Bei der erneuten Kopien wird die Auflösung in Schwarzpunkte (Dots) neu vorgenommen. Hierdurch entstehen veränderte Ränder, die bereits bestehenden Abstände zwischen den einzelnen Punkten werden unregelmäßig aufgenommen und wieder aufgedruckt, so dass mit jeder weiteren Kopie die Außenpunkte und Abbruchkanten immer stärker gepunktet erscheinen, also unscharf.

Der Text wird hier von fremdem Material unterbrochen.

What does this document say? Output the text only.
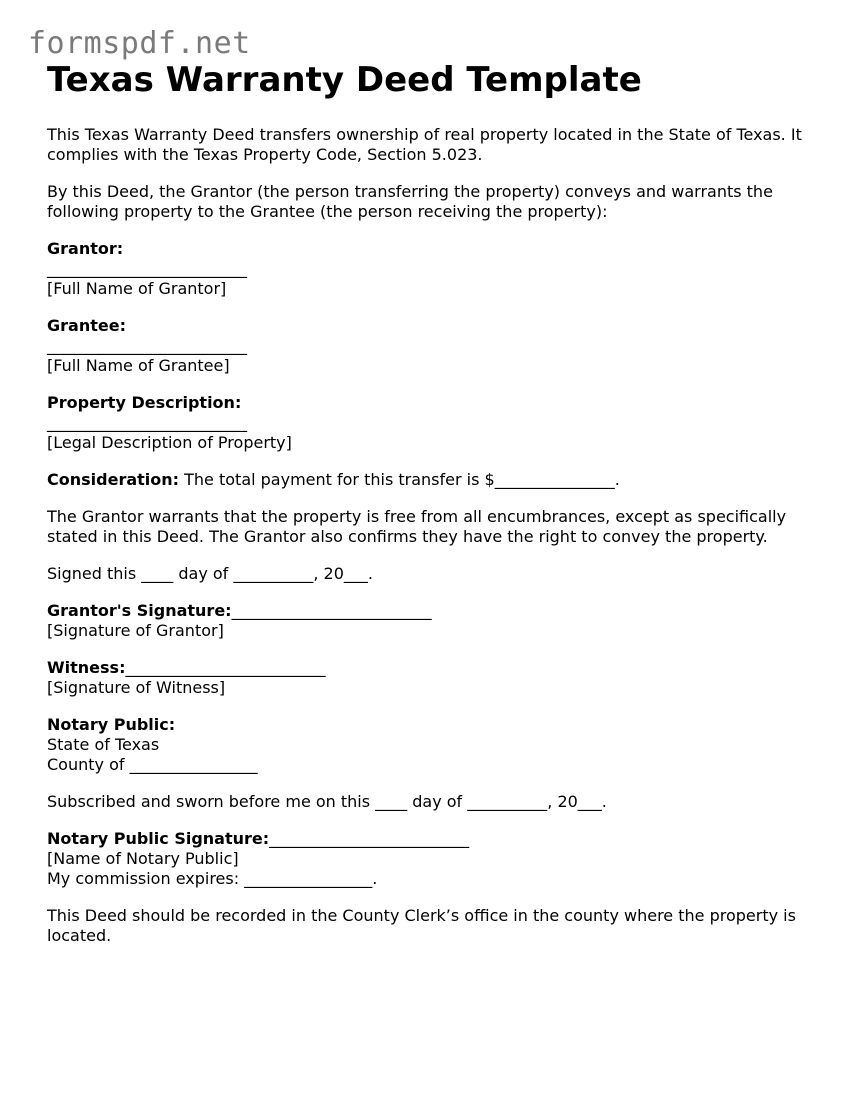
formspdf.net
Texas Warranty Deed Template

This Texas Warranty Deed transfers ownership of real property located in the State of Texas. It complies with the Texas Property Code, Section 5.023.

By this Deed, the Grantor (the person transferring the property) conveys and warrants the following property to the Grantee (the person receiving the property):

Grantor:
_________________________
[Full Name of Grantor]

Grantee:
_________________________
[Full Name of Grantee]

Property Description:
_________________________
[Legal Description of Property]

Consideration: The total payment for this transfer is $_______________.

The Grantor warrants that the property is free from all encumbrances, except as specifically stated in this Deed. The Grantor also confirms they have the right to convey the property.

Signed this ____ day of __________, 20___.

Grantor's Signature:_________________________
[Signature of Grantor]

Witness:_________________________
[Signature of Witness]

Notary Public:
State of Texas
County of ________________

Subscribed and sworn before me on this ____ day of __________, 20___.

Notary Public Signature:_________________________
[Name of Notary Public]
My commission expires: ________________.

This Deed should be recorded in the County Clerk’s office in the county where the property is located.
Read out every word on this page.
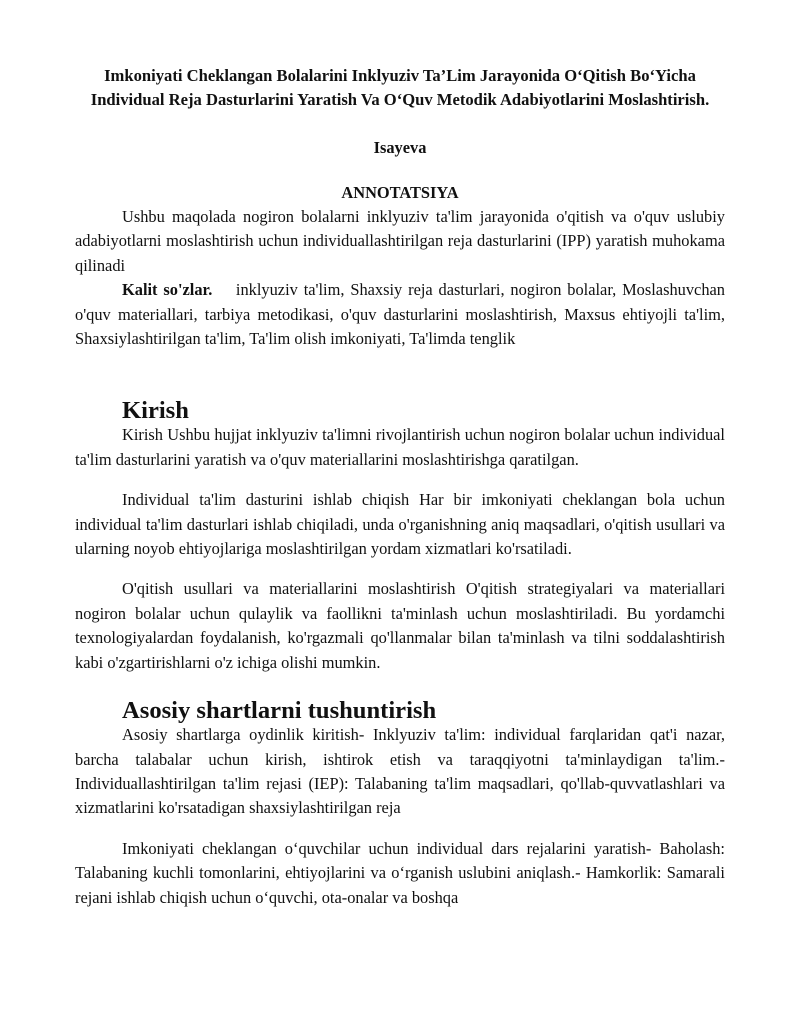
Imkoniyati Cheklangan Bolalarini Inklyuziv Ta’Lim Jarayonida O‘Qitish Bo‘Yicha Individual Reja Dasturlarini Yaratish Va O‘Quv Metodik Adabiyotlarini Moslashtirish.
Isayeva
ANNOTATSIYA

Ushbu maqolada nogiron bolalarni inklyuziv ta'lim jarayonida o'qitish va o'quv uslubiy adabiyotlarni moslashtirish uchun individuallashtirilgan reja dasturlarini (IPP) yaratish muhokama qilinadi

Kalit so'zlar. inklyuziv ta'lim, Shaxsiy reja dasturlari, nogiron bolalar, Moslashuvchan o'quv materiallari, tarbiya metodikasi, o'quv dasturlarini moslashtirish, Maxsus ehtiyojli ta'lim, Shaxsiylashtirilgan ta'lim, Ta'lim olish imkoniyati, Ta'limda tenglik

Kirish

Kirish Ushbu hujjat inklyuziv ta'limni rivojlantirish uchun nogiron bolalar uchun individual ta'lim dasturlarini yaratish va o'quv materiallarini moslashtirishga qaratilgan.

Individual ta'lim dasturini ishlab chiqish Har bir imkoniyati cheklangan bola uchun individual ta'lim dasturlari ishlab chiqiladi, unda o'rganishning aniq maqsadlari, o'qitish usullari va ularning noyob ehtiyojlariga moslashtirilgan yordam xizmatlari ko'rsatiladi.

O'qitish usullari va materiallarini moslashtirish O'qitish strategiyalari va materiallari nogiron bolalar uchun qulaylik va faollikni ta'minlash uchun moslashtiriladi. Bu yordamchi texnologiyalardan foydalanish, ko'rgazmali qo'llanmalar bilan ta'minlash va tilni soddalashtirish kabi o'zgartirishlarni o'z ichiga olishi mumkin.

Asosiy shartlarni tushuntirish

Asosiy shartlarga oydinlik kiritish- Inklyuziv ta'lim: individual farqlaridan qat'i nazar, barcha talabalar uchun kirish, ishtirok etish va taraqqiyotni ta'minlaydigan ta'lim.- Individuallashtirilgan ta'lim rejasi (IEP): Talabaning ta'lim maqsadlari, qo'llab-quvvatlashlari va xizmatlarini ko'rsatadigan shaxsiylashtirilgan reja

Imkoniyati cheklangan o‘quvchilar uchun individual dars rejalarini yaratish- Baholash: Talabaning kuchli tomonlarini, ehtiyojlarini va o‘rganish uslubini aniqlash.- Hamkorlik: Samarali rejani ishlab chiqish uchun o‘quvchi, ota-onalar va boshqa
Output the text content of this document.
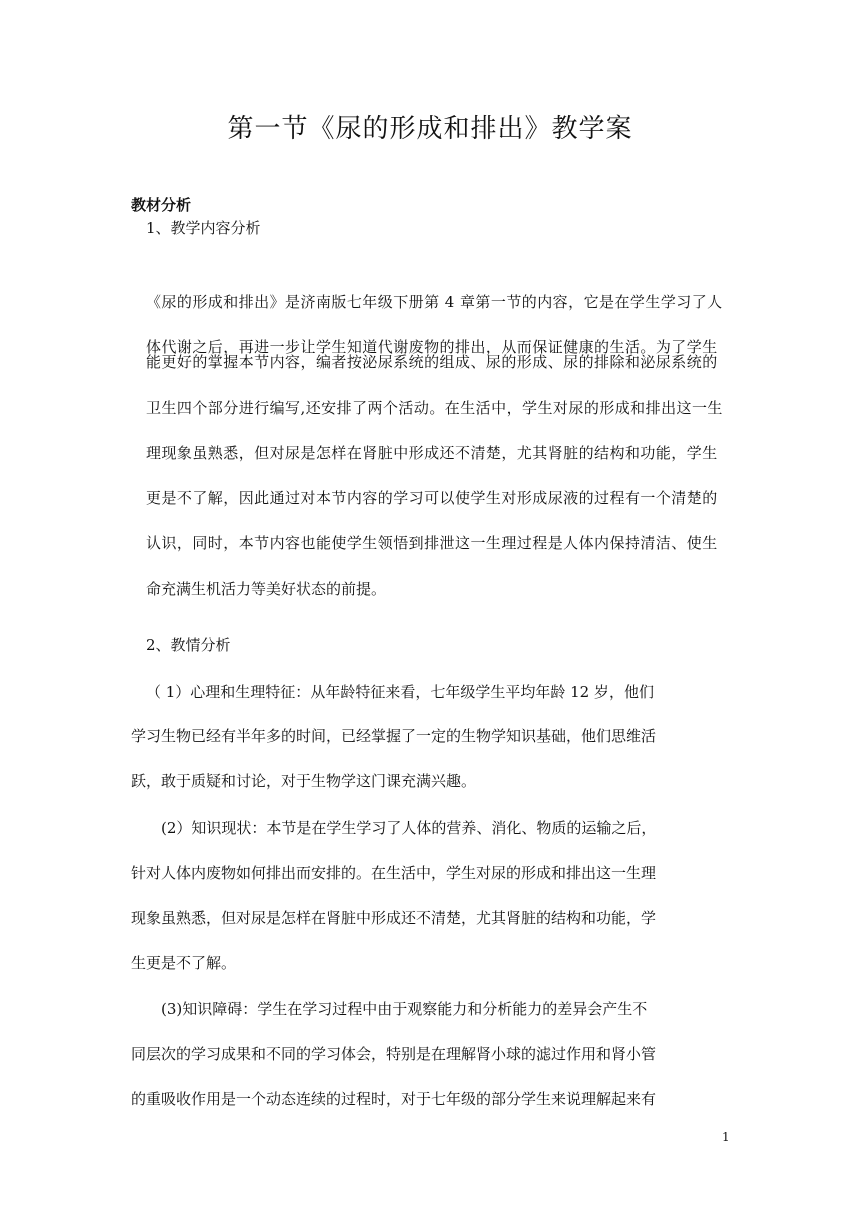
第一节《尿的形成和排出》教学案
教材分析
1、教学内容分析
《尿的形成和排出》是济南版七年级下册第 4 章第一节的内容，它是在学生学习了人
体代谢之后，再进一步让学生知道代谢废物的排出，从而保证健康的生活。为了学生
能更好的掌握本节内容，编者按泌尿系统的组成、尿的形成、尿的排除和泌尿系统的
卫生四个部分进行编写,还安排了两个活动。在生活中，学生对尿的形成和排出这一生
理现象虽熟悉，但对尿是怎样在肾脏中形成还不清楚，尤其肾脏的结构和功能，学生
更是不了解，因此通过对本节内容的学习可以使学生对形成尿液的过程有一个清楚的
认识，同时，本节内容也能使学生领悟到排泄这一生理过程是人体内保持清洁、使生
命充满生机活力等美好状态的前提。
2、教情分析
（ 1）心理和生理特征：从年龄特征来看，七年级学生平均年龄 12 岁，他们
学习生物已经有半年多的时间，已经掌握了一定的生物学知识基础，他们思维活
跃，敢于质疑和讨论，对于生物学这门课充满兴趣。
(2）知识现状：本节是在学生学习了人体的营养、消化、物质的运输之后，
针对人体内废物如何排出而安排的。在生活中，学生对尿的形成和排出这一生理
现象虽熟悉，但对尿是怎样在肾脏中形成还不清楚，尤其肾脏的结构和功能，学
生更是不了解。
(3)知识障碍：学生在学习过程中由于观察能力和分析能力的差异会产生不
同层次的学习成果和不同的学习体会，特别是在理解肾小球的滤过作用和肾小管
的重吸收作用是一个动态连续的过程时，对于七年级的部分学生来说理解起来有
1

Darüber hinaus verändert sich bei jeder weiteren Kopie das Größenverhältnis. Eine absolute 1:1 Abbildung erfolgt bei handelsüblichen Kopierern aus technischen Gründen nicht, statt dessen erfolgen geringfügige Verkleinerungen. Nach mehrfachen Kopiervorgängen sind beispielsweise in aller Regel die ursprünglichen Buchstabengrößen und Zeilenabstände so verändert, dass die normalen Maße nicht mehr vorhanden sind. Anstatt einer 10 Punkt großen Schrift ist die Schriftgröße dann beispielsweise irgendwo zwischen 10 und 9 Punkt. Diese Veränderungen sind nachweisbar und mit handelsüblichen Druckern nicht zu erzeugen.
Begründung:
Nach der Anklageschrift zwingt das Auffinden dieses Asservates in der Wohnung des Herrn L. zu der Annahme, dass es sich bei Herrn L. und Herrn R. (wegen dort aufgefundener Spuren des Herrn R.) um „Insider“, also um Mitglieder der „militante(n) gruppe (mg)“ handelt, die auch bei der Abfassung der Schrift mitgewirkt haben.
Dieser Schluss ist allerdings fern liegend, wenn es sich um ein mehrfach kopiertes Papier handelt. Der Beweisantrag kann auch nicht als bereits erledigt angesehen werden, weil das Gutachten des BKA vom 06.08.2009 in der Hauptverhandlung verlesen wurde. In diesem Gutachten wurde nicht untersucht, ob eine Mehrfachkopie vorliegt. Auch zu der Frage, ob eine solche Feststellung möglich ist verhält sich das Gutachten nicht, der Gutachtenauftrag umfasste diese Fragestellung nicht.
Der Antrag hat sich auch nicht durch das Gutachten des BKA vom 08. August 2008 erledigt, da die beantragte Untersuchung nicht vorgenommen wurde. Diese Untersuchung ist auch nicht durch die vorherige Behandlung des Asservats zur Feststellung von daktyloskopischen Spuren unmöglich. Wie das Gutachten feststellt kann lediglich eine Materialuntersuchung mittels Infrarotspektroskopie nicht mehr durchgeführt werden. Diese Untersuchung dient aber nicht der Feststellung der Beweisbehauptung, sondern lediglich der Feststellung welcher spezifische Toner Verwendung fand. Zwar wurden verschiedene mikroskopische Untersuchungen durchgeführt, eine Mitteilung über die Druckqualität fehlt völlig.